Quelqu’un se manifeste pour récupérer le sac, et soudain tout s’emballe : ce qu’a fait Rahim est immédiatement immatriculé comme « une bonne action », et tout le monde va en profiter. La prison qui peut ainsi montrer comme elle est bénéfique pour ses détenus qui deviennent de vrais saints, la famille de Rahim qui peut se remettre de l’humiliation d’avoir un des leurs entre les barreaux, les médias qui vont pouvoir montrer comme les gens sont bons en Iran, et Rahim lui-même qui va pouvoir en profiter pour tenter de sortir de prison et épouser la femme qu’il aime.

Sauf que Farhadi lui, n’aime que la souffrance. Et évidemment ce plan pété finit par lui-même péter à la gueule de tous les gens impliqués. Petit à petit, par ricochets de séquence en séquence, les conséquences néfastes s’accumulent et on se perd face à l’écran à imaginer nous aussi une manière de sortir Rahim des emmerdes.

Une « aventure humaine », c’est ce que je dirais si j’étais un critique sans goût qui aime bien les expressions toute faite achetées au Picard des expressions du cinéphile fainéant. Un « film éminemment politique », c’est ce que je dirais si j’étais un gros gaucho de merde. Mais comme je suis un gros gaucho de merde, je le dis : c’est un film éminemment politique. Comme dans Une séparation il y a dix ans, Farhadi n’épargne pas un instant le système judiciaire et carcéral iranien, et encore moins le cirque médiatique et les valeurs des citoyens. Tout est dans le titre, au fond : un héros, c’est ce que décide la presse pour ce personnage qu’elle construit. Derrière le personnage il y a Rahim, avec toutes les failles qui ne résisteront pas à la situation.
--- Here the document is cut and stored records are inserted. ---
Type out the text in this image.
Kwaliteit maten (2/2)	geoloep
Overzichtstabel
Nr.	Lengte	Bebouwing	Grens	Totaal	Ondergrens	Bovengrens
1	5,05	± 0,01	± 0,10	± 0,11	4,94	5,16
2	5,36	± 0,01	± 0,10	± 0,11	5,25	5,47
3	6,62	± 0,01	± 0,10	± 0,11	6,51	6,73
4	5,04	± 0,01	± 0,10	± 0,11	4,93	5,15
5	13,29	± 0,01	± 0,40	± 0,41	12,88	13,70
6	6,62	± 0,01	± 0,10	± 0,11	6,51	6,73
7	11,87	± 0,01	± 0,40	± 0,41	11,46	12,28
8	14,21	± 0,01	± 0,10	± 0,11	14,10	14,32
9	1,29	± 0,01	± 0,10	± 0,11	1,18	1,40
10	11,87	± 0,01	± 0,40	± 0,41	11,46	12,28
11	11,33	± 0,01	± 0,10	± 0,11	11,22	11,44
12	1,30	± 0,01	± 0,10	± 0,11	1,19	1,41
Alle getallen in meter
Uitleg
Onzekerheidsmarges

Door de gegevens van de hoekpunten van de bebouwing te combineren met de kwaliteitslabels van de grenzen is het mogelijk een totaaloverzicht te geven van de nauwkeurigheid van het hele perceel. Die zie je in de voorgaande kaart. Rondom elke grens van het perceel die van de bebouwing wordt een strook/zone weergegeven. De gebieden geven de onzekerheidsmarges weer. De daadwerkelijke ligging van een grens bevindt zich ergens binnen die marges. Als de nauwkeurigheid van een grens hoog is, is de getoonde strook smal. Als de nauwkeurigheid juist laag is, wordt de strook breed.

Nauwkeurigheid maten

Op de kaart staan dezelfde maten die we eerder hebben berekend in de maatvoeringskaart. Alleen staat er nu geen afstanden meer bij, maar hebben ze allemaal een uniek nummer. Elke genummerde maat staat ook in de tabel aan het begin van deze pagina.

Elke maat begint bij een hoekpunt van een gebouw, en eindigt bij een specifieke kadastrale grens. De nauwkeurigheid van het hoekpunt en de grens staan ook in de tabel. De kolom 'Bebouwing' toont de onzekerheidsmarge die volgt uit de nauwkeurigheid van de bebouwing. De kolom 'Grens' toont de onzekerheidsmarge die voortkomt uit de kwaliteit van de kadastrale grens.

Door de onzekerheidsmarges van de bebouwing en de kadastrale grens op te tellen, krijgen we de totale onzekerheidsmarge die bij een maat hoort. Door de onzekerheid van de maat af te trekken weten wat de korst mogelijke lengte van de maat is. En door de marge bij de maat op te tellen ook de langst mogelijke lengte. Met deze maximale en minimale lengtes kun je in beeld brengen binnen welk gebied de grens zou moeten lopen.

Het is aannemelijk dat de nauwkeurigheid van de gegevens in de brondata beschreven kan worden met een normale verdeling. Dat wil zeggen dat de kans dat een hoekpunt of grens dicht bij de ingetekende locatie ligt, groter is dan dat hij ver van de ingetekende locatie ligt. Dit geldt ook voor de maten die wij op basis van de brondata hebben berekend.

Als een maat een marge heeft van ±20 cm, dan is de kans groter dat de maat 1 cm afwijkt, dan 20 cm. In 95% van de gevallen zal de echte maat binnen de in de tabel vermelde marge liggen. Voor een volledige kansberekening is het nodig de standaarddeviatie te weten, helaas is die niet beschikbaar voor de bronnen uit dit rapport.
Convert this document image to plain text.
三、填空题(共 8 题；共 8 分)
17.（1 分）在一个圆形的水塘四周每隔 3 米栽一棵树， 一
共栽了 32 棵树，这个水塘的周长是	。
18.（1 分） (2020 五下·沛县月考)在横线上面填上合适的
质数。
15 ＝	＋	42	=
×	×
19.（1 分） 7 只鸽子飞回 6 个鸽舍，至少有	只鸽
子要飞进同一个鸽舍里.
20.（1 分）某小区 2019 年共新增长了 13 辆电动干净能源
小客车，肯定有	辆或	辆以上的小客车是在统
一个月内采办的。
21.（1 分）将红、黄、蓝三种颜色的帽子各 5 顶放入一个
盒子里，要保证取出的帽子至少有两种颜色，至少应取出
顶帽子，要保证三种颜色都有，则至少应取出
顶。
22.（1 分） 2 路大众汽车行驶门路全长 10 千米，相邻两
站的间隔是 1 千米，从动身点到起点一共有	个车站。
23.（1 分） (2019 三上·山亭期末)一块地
Dans une interview avec Variety (oui, je m’informe, je bosse quand même vous voyez bien!), Farhadi insiste lourdement sur la question des réseaux sociaux, pas à la manière d’un boomer en les diabolisant à outrance, mais en signifiant à quel point leur omniprésence et la vitesse à laquelle l’information les traverse, a bouleversé la société iranienne. Son film intègre parfaitement cela.

Un héros a tout ce qu’il faut pour une palme. Un sujet social, une descente aux enfers menée par une interprétation sans pareille (Amir Jadidi est magistral, on passe tout le film à se perdre dans ses yeux tristes), un grand retour pour un nom apprécié de la croisette, une mise en scène toujours extrêmement habile, jamais tapageuse mais faussement discrète… Et au-delà des prix cannois, dont on se fout un peu au bout du compte, il s’agit surtout d’un excellent film. Et c’est plutôt cool, de voir des excellents films.